Most research show a positive safety impact of lighting at rural intersections. Adding lighting therefore becomes an important safety countermeasure at isolated rural intersections. Due to factors such as the lack of design guidelines and concerns about the associated costs and maintenance requirements, lighting practices for rural intersections vary significantly among different states. A number of roadway lighting guides are available nationwide, among which are the American Association of State Highway and Transportation Officials (AASHTO) Roadway Lighting Design Guide and the Illuminating Engineering Society of North America (IES) Roadway Lighting standard. However, these guides contain limited information on rural intersection lighting.
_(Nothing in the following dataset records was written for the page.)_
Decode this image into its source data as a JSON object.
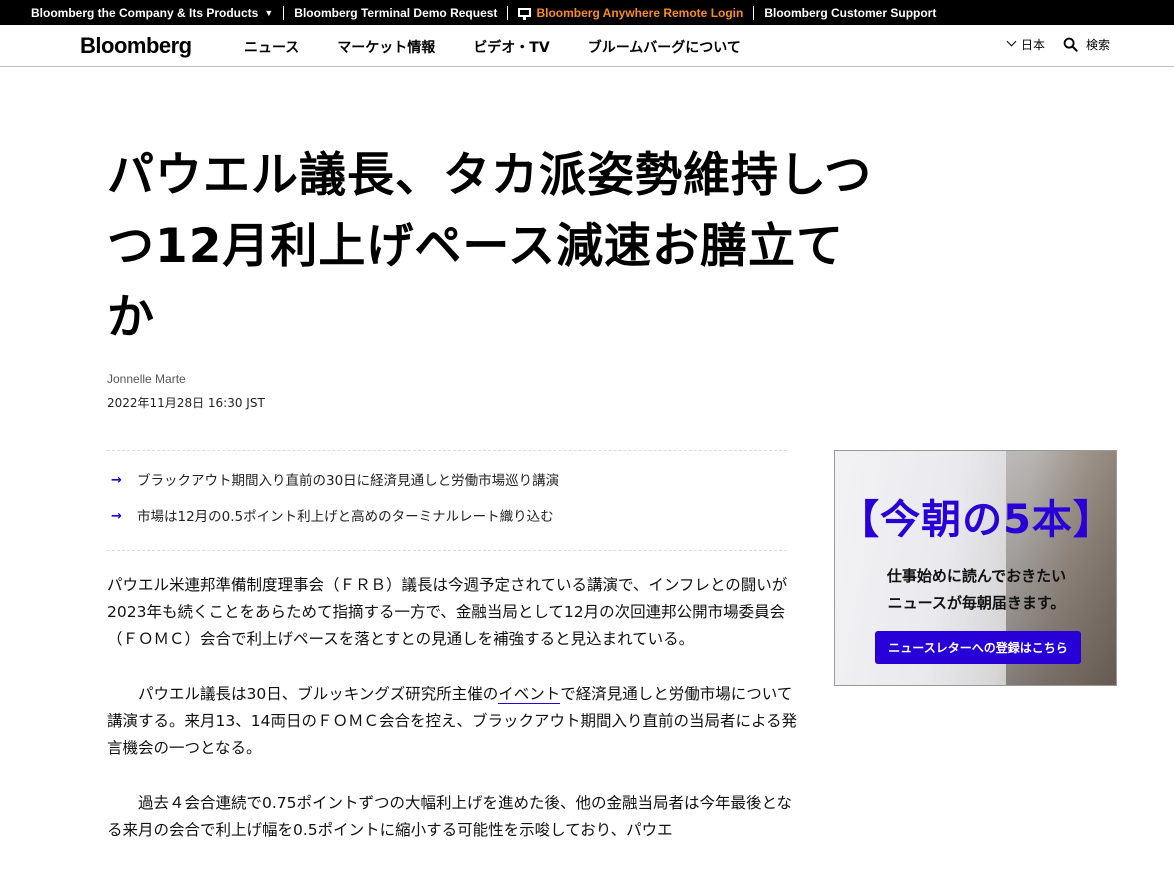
{
  "topbar": {
    "company": "Bloomberg the Company & Its Products",
    "demo": "Bloomberg Terminal Demo Request",
    "anywhere": "Bloomberg Anywhere Remote Login",
    "support": "Bloomberg Customer Support"
  },
  "nav": {
    "logo": "Bloomberg",
    "links": [
      "ニュース",
      "マーケット情報",
      "ビデオ・TV",
      "ブルームバーグについて"
    ],
    "lang": "日本",
    "search": "検索"
  },
  "article": {
    "headline_lines": [
      "パウエル議長、タカ派姿勢維持しつ",
      "つ12月利上げペース減速お膳立て",
      "か"
    ],
    "author": "Jonnelle Marte",
    "date": "2022年11月28日 16:30 JST",
    "summary": [
      "ブラックアウト期間入り直前の30日に経済見通しと労働市場巡り講演",
      "市場は12月の0.5ポイント利上げと高めのターミナルレート織り込む"
    ],
    "p1": "パウエル米連邦準備制度理事会（ＦＲＢ）議長は今週予定されている講演で、インフレとの闘いが2023年も続くことをあらためて指摘する一方で、金融当局として12月の次回連邦公開市場委員会（ＦＯＭＣ）会合で利上げペースを落とすとの見通しを補強すると見込まれている。",
    "p2_pre": "パウエル議長は30日、ブルッキングズ研究所主催の",
    "p2_link": "イベント",
    "p2_post": "で経済見通しと労働市場について講演する。来月13、14両日のＦＯＭＣ会合を控え、ブラックアウト期間入り直前の当局者による発言機会の一つとなる。",
    "p3": "過去４会合連続で0.75ポイントずつの大幅利上げを進めた後、他の金融当局者は今年最後となる来月の会合で利上げ幅を0.5ポイントに縮小する可能性を示唆しており、パウエ"
  },
  "ad": {
    "title": "【今朝の5本】",
    "sub1": "仕事始めに読んでおきたい",
    "sub2": "ニュースが毎朝届きます。",
    "button": "ニュースレターへの登録はこちら"
  },
  "colors": {
    "accent": "#2800d7",
    "orange": "#fb8b1e"
  }
}
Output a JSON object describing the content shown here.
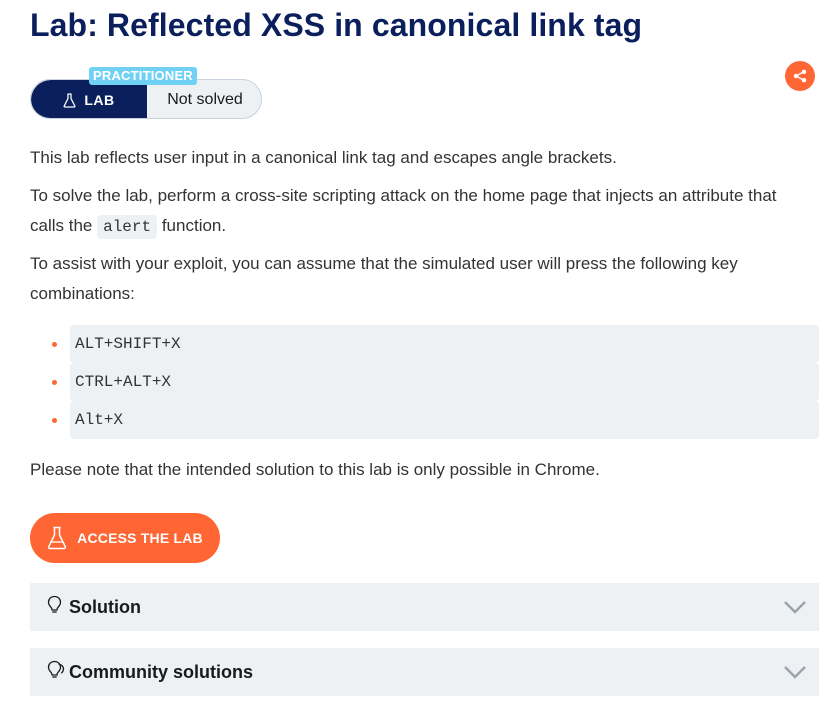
{
  "page": {
    "title": "Lab: Reflected XSS in canonical link tag"
  },
  "lab_badge": {
    "level": "PRACTITIONER",
    "type_label": "LAB",
    "status": "Not solved"
  },
  "description": {
    "intro": "This lab reflects user input in a canonical link tag and escapes angle brackets.",
    "solve_before": "To solve the lab, perform a cross-site scripting attack on the home page that injects an attribute that calls the ",
    "solve_code": "alert",
    "solve_after": " function.",
    "assist": "To assist with your exploit, you can assume that the simulated user will press the following key combinations:",
    "key_combinations": [
      "ALT+SHIFT+X",
      "CTRL+ALT+X",
      "Alt+X"
    ],
    "note": "Please note that the intended solution to this lab is only possible in Chrome."
  },
  "actions": {
    "access_lab_label": "ACCESS THE LAB"
  },
  "accordions": [
    {
      "title": "Solution",
      "icon": "lightbulb-icon"
    },
    {
      "title": "Community solutions",
      "icon": "speech-bubbles-icon"
    }
  ],
  "colors": {
    "title": "#0a1f5c",
    "accent": "#ff6633",
    "badge_dark": "#0a1f5c",
    "level_badge": "#70d1f4",
    "panel_bg": "#eef1f4"
  }
}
The objective of this synthesis is to document current rural lighting design and application practices employed by state departments of transportation. The study focus on when states add lighting to rural intersections, what types of lighting can be most efficiently used, how lighting metrics (e.g., illuminance levels, correlated color temperature, and lighting distribution) is determined to yield the most safety benefits while reducing costs, and what low-cost technological and design solutions are suitable for rural intersection lighting.
Information to be gathered includes, but is not limited to:
• Current rural lighting design and application practices used by DOTs
• Types of lighting used by DOTs in rural intersections
• Selection criteria used for lighting in rural intersections
• How lighting metrics are determined to yield the most safety benefits while reducing costs
• Low-cost technological and design solutions being used by DOTs for rural intersections
• DOT State DOT policies, particularly cost-sharing and cost-reimbursement policies, influence the decision to add or exclude lighting
• Use of solar-powered systems and under what circumstances are they used
Information will be collected through literature review, survey of DOTs, and follow-up interviews with selected agencies for the development of case examples. Information gaps and suggestions for research to address those gaps will be identified.
• Bhagavathula, R., R. Gibbons, and C. Edwards. Relationship Between Roadway Illuminance Level and Nighttime Rural Intersection Safety. Transportation Research Record 2485, 8–15.
• Isebrands, H., S. Hallmark, Z. Hans, and T. McDonald. Safety Impacts of Street Lighting at Isolated Rural Intersections. Report MN/RC-2006-35, Center for Transportation Research and Education, Iowa State University, September 2006.